Pup­pen­thea­ter „buba­les“ zu Gast im Lui20 in Bamberg

Am 8. März gastiert das Pup­pen­thea­ter „buba­les“ im Lui20 und führt dort das Stück „Isaak und der Ele­fant Abul Abbas“ auf

„Isaak und der Elefant Abul Abbas“

„Isaak und der Ele­fant Abul Abbas“

Die Hand­lung basiert auf einer wah­ren Geschich­te aus dem Mit­tel­al­ter: Der jüdi­sche Händ­ler Isaak soll ein Geschenk des Kali­fen Harun ar-Raschid an Karl den Gro­ßen von Bag­dad nach Aachen brin­gen.
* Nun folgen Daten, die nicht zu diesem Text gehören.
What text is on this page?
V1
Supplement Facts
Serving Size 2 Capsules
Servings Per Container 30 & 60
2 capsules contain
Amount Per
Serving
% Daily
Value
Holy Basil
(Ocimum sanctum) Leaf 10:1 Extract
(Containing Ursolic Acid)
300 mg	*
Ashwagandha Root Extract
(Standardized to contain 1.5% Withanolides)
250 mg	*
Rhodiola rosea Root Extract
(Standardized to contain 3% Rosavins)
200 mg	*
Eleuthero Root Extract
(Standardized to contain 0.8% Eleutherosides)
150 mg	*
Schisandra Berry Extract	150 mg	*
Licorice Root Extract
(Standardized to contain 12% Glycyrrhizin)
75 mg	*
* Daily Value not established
Das Geschenk ist ein wei­ßer Ele­fant namens Abul Abbas. Die gefähr­li­che Rei­se dau­ert zwei Jah­re. Isaak und Abul Abbas müs­sen vie­le Aben­teu­er bestehen und ent­decken dabei ihre kul­tu­rel­len Unter­schie­de und Gemein­sam­kei­ten. Wäh­rend des Stücks steht die Fra­ge im Raum, ob es die bei­den in das Ter­ri­to­ri­um des heu­ti­gen Deutsch­lands schaf­fen wer­den und, wenn ja, was sie dort erwartet.
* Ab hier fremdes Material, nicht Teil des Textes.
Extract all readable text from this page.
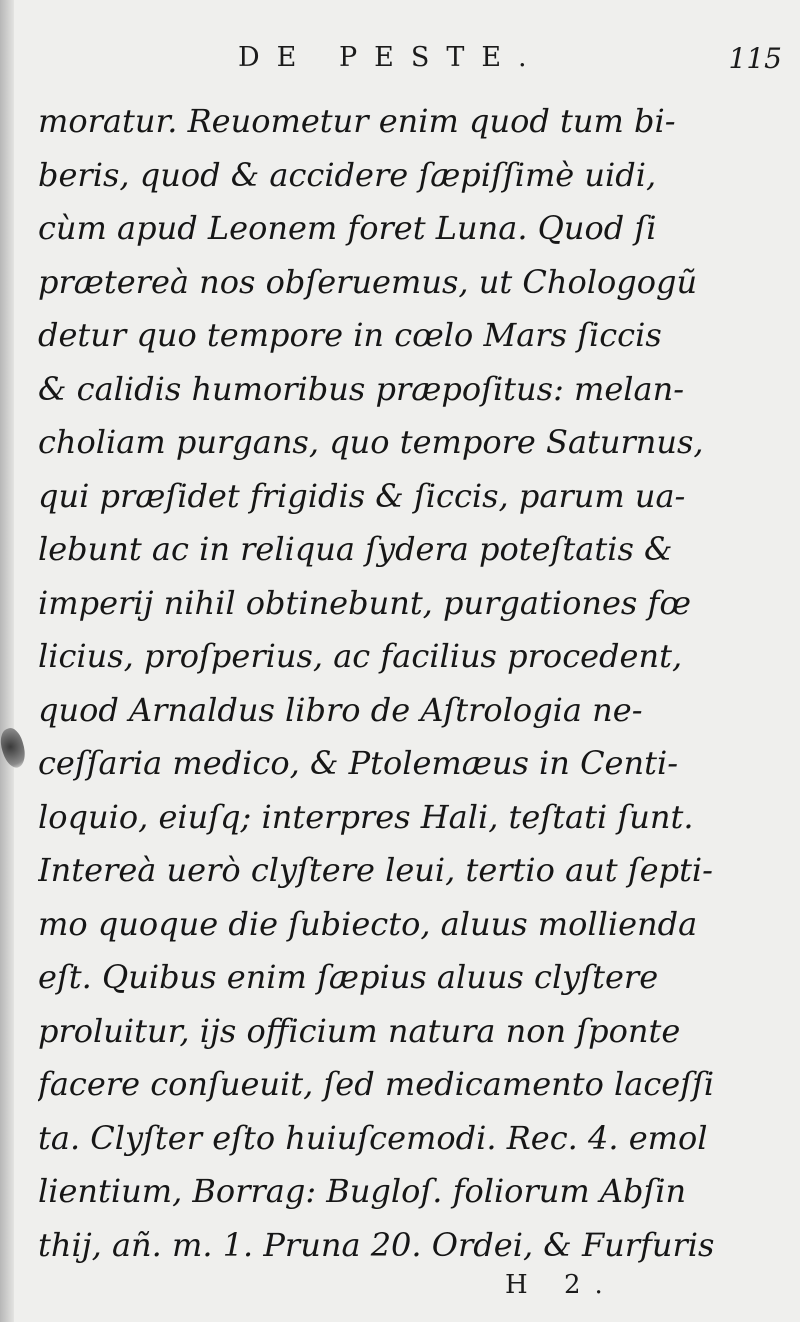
DE PESTE.	115
moratur. Reuometur enim quod tum bi-
beris, quod & accidere ſæpiſſimè uidi,
cùm apud Leonem foret Luna. Quod ſi
prætereà nos obſeruemus, ut Chologogũ
detur quo tempore in cœlo Mars ſiccis
& calidis humoribus præpoſitus: melan-
choliam purgans, quo tempore Saturnus,
qui præſidet frigidis & ſiccis, parum ua-
lebunt ac in reliqua ſydera poteſtatis &
imperij nihil obtinebunt, purgationes fœ
licius, proſperius, ac facilius procedent,
quod Arnaldus libro de Aſtrologia ne-
ceſſaria medico, & Ptolemæus in Centi-
loquio, eiuſq; interpres Hali, teſtati ſunt.
Intereà uerò clyſtere leui, tertio aut ſepti-
mo quoque die ſubiecto, aluus mollienda
eſt. Quibus enim ſæpius aluus clyſtere
proluitur, ijs officium natura non ſponte
facere conſueuit, ſed medicamento laceſſi
ta. Clyſter eſto huiuſcemodi. Rec. 4. emol
lientium, Borrag: Bugloſ. foliorum Abſin
thij, añ. m. 1. Pruna 20. Ordei, & Furfuris
H 2.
Zwei­spra­chi­ge Auf­füh­rung in Ara­bisch und Deutsch

Mit dem Stück von Shlo­mit Tul­gan will das inter­na­tio­na­le Ensem­ble auf unter­halt­sa­me und unbe­schwer­te Wei­se einen Ein­blick in die jüdi­sche Kul­tur ver­mit­teln. Dazu sind kei­ne beson­de­ren Vor­kennt­nis­se erfor­der­lich. Das Stück rich­tet sich an ein mul­ti­kul­tu­rel­les Publi­kum, ins­be­son­de­re aber auch an ara­bi­sche und geflüch­te­te Fami­li­en. Aus die­sem Grund fin­det die Auf­füh­rung in zwei Spra­chen statt: auf Ara­bisch und auf Deutsch. Und: Sie wur­de so kon­zi­piert, dass sie auch Erwach­se­ne ohne Kin­der anspricht.

Syrisch- jüdi­sches Projekt

Bei „Isaak und der Ele­fant Abul Abbas“ han­delt es sich um eine inter­na­tio­na­le Pro­duk­ti­on. Das Beson­de­re an dem Pro­jekt ist die Zusam­men­ar­beit zwi­schen syri­schen und jüdi­schen Künst­lern. Dabei flos­sen auch per­sön­li­che Flucht­er­fah­run­gen der Künst­ler in die Dra­ma­tur­gie ein, so dass das Stück zum Teil auch auto­bio­gra­fi­sche Ele­men­te enthält.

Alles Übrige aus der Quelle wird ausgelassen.